More than $300,000 has rolled in to help restore Los Angeles Unified School District classrooms that were damaged in the January 2025 wildfires, county officials said. The cash is earmarked to replace furniture, seating, and other basic classroom supplies that went up in smoke or were ruined by the blazes. Leaders with the LAUSD Education Foundation said the money will back more than 275 classroom projects across roughly a dozen affected campuses. Organizers pointed to donations from the SoCal Fire Fund, Amazon, and Disney Consumer Products as key drivers of the effort.
According to NBC Palm Springs, county officials framed the classroom restoration push as a fast first step to get displaced students and teachers back into workable learning spaces. The station reported that the funds will be funneled through the LAUSD Education Foundation and directed to schools with the most urgent needs.
How the grants will be distributed
The LAUSD Education Foundation, the district’s fundraising arm, oversees emergency relief efforts along with a Compassion Fund that steers donations to campuses and families in crisis. According to the foundation, the new round of support is designed so site administrators have discretion to decide how the dollars are used, allowing principals to prioritize classrooms where materials and furnishings were destroyed outright.
Donors and the larger recovery effort
These classroom grants are expected to help hundreds of students in the near term, but officials acknowledge they represent only a sliver of the philanthropic response to the 2025 wildfires. A Milken Institute review of wildfire giving found that institutional and corporate donors, including entertainment-industry funds such as the SoCal Fire Fund, poured hundreds of millions of dollars into relief and longer-range recovery across the region.
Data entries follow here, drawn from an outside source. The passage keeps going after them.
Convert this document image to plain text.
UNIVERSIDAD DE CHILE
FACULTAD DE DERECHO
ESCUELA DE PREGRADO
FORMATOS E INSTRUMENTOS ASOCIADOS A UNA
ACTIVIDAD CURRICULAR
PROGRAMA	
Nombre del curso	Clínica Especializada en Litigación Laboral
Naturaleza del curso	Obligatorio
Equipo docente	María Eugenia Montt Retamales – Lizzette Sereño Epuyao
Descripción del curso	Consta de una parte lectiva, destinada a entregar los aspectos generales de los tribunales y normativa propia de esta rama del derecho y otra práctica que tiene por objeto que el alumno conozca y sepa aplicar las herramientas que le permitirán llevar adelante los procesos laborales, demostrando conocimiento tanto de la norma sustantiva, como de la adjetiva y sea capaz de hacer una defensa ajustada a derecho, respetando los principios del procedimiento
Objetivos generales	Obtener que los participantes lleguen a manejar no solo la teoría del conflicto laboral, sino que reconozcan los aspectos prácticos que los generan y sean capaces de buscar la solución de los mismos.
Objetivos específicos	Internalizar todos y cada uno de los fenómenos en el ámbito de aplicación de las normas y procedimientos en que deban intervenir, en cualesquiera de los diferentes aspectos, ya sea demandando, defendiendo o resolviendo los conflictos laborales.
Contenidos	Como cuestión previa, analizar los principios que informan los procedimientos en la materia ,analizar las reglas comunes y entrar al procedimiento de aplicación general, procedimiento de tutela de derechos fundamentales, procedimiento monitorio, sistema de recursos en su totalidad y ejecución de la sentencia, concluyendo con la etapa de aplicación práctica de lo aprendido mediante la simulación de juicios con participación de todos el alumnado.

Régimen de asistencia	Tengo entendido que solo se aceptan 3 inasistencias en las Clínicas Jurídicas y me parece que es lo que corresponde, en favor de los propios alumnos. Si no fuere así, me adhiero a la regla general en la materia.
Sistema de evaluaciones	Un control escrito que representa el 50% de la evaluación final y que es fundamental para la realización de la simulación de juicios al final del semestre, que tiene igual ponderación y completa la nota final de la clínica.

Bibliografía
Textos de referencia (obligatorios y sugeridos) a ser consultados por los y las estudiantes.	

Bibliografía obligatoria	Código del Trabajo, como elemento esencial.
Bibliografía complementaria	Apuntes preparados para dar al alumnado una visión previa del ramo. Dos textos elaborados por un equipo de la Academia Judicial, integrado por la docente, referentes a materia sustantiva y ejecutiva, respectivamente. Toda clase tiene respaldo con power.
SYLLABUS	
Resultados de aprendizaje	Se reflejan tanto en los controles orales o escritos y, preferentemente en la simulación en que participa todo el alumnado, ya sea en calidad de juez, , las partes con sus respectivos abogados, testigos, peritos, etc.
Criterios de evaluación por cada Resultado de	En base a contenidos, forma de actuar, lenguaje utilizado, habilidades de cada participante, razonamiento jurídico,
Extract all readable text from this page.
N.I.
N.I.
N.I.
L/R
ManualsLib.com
What still needs rebuilding
District leaders are quick to note that replacing desks and classroom supplies is not the same as rebuilding entire campuses, a process they say will be far more expensive and drawn out. As reported by the Los Angeles Times, LAUSD has committed billions of dollars for cleanup, climate resiliency upgrades, and long-term reconstruction at damaged school sites.
For now, county and foundation officials say the classroom grants should give teachers a way to quickly restock the basics so instruction can move forward with fewer disruptions. Parents and educators are expected to receive further updates through individual school sites and the LAUSD Education Foundation as purchasing and distribution ramp up.